Телевизионная камера должна видеть нашу культуру во всех ее многообразных аспектах и жанрах. Уверен, что нет в Советской стране человека, который упрекнет телевидение за передачу концерта Рихтера, Гилельса или Когана. До сих пор с величайшей благодарностью вспоминают телезрители концерт Вана Клиберна, который передавался из Большого зала Московской консерватории. Благодаря этому не сотни, а миллионы людей могли слышать игру этого открытого нами американца. Ио тут попутно хочется вспомнить некоторые подробности передач этого рода.

Представим себе, что мы купили билет и сидим в пятом или восьмом ряду партера Московской консерватории. Мы будем внимательно слушать игру, глядя на музыканта, И только посла того, как он уйдет за кулисы, поднимаемся с кресла.

Нет, телевидение лишает нас этой возможности! Оно показывает его то слева, то справа, то издали, то вблизи. Временами показывает публику. Вместо того чтобы сидеть спокойно и наслаждаться, мы поминутно пересаживаемся с места на место, как безбилетные; шныряем по залу, словно фотографы, выискивающие лучшую «точку»; отвлекаемся, разглядываем публику. Словом, ведем себя так, как никогда бы не повели себя на концерте.

Значит, не надо показывать публику?

Надо. В антракте. Перед началом концерта. После концерта. Может быть, даже обратиться к кому-то с вопросом — к музыканту, к любителю…

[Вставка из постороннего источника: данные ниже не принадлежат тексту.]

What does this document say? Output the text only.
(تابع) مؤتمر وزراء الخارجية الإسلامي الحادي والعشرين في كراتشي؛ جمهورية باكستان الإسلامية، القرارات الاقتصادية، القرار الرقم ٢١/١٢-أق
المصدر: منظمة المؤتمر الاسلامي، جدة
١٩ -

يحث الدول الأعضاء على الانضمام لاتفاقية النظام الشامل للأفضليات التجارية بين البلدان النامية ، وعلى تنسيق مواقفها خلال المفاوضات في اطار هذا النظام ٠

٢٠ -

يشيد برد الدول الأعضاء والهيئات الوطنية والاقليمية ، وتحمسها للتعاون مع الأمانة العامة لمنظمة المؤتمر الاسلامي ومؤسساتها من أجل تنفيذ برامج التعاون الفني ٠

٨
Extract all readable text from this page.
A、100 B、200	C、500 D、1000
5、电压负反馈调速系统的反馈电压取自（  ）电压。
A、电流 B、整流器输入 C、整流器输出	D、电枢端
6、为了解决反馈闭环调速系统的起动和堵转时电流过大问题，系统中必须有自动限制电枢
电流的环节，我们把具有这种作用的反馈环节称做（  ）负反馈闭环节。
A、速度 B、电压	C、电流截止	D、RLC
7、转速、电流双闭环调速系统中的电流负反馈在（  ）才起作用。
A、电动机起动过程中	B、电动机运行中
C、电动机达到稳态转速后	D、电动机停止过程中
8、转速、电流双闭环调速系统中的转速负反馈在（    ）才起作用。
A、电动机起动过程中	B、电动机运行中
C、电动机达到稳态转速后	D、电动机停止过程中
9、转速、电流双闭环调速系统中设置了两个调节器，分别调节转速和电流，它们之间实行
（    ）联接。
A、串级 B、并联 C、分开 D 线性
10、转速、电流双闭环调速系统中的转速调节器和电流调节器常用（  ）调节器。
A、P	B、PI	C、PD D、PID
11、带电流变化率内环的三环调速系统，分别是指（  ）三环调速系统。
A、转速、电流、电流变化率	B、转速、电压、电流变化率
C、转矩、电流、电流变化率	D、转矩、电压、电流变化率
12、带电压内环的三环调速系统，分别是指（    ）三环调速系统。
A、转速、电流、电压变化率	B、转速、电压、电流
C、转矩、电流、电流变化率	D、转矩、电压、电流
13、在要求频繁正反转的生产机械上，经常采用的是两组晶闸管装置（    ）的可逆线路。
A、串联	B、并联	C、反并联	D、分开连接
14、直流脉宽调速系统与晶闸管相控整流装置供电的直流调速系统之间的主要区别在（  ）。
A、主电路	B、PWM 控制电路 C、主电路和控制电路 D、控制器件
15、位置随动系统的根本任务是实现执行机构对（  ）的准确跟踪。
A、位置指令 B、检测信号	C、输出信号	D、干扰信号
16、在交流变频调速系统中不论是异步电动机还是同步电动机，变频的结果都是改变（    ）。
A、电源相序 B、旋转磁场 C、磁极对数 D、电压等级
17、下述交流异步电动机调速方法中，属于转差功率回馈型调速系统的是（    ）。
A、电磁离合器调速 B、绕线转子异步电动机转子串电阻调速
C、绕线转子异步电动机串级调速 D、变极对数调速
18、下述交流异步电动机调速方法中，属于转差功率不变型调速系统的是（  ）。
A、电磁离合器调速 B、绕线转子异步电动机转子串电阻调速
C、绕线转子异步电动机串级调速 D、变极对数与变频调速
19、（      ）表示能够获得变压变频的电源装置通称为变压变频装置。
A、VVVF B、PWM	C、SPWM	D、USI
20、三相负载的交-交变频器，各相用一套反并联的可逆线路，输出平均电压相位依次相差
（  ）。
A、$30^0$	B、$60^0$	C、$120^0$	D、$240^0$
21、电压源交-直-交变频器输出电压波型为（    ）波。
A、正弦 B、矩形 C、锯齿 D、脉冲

Укоренившееся в практике телевидения убеждение, что выступающего следует как можно чаще показывать в разных ракурсах, с разных сторон, приводит иногда к дробности кадров, которые начинают чередоваться случайно, словно в калейдоскопе. Причем эта дробность никак не обоснована внутренним содержанием действия или речи. Между тем «планы» и «ракурсы» в телевидении — это такой же мощный язык, как киномонтаж, выполняющий огромную эмоциональную и смысловую работу. И чередование «картинок» на телеэкране должно вести к таким же великолепным и обоснованным результатам, как монтажные стыки в кино.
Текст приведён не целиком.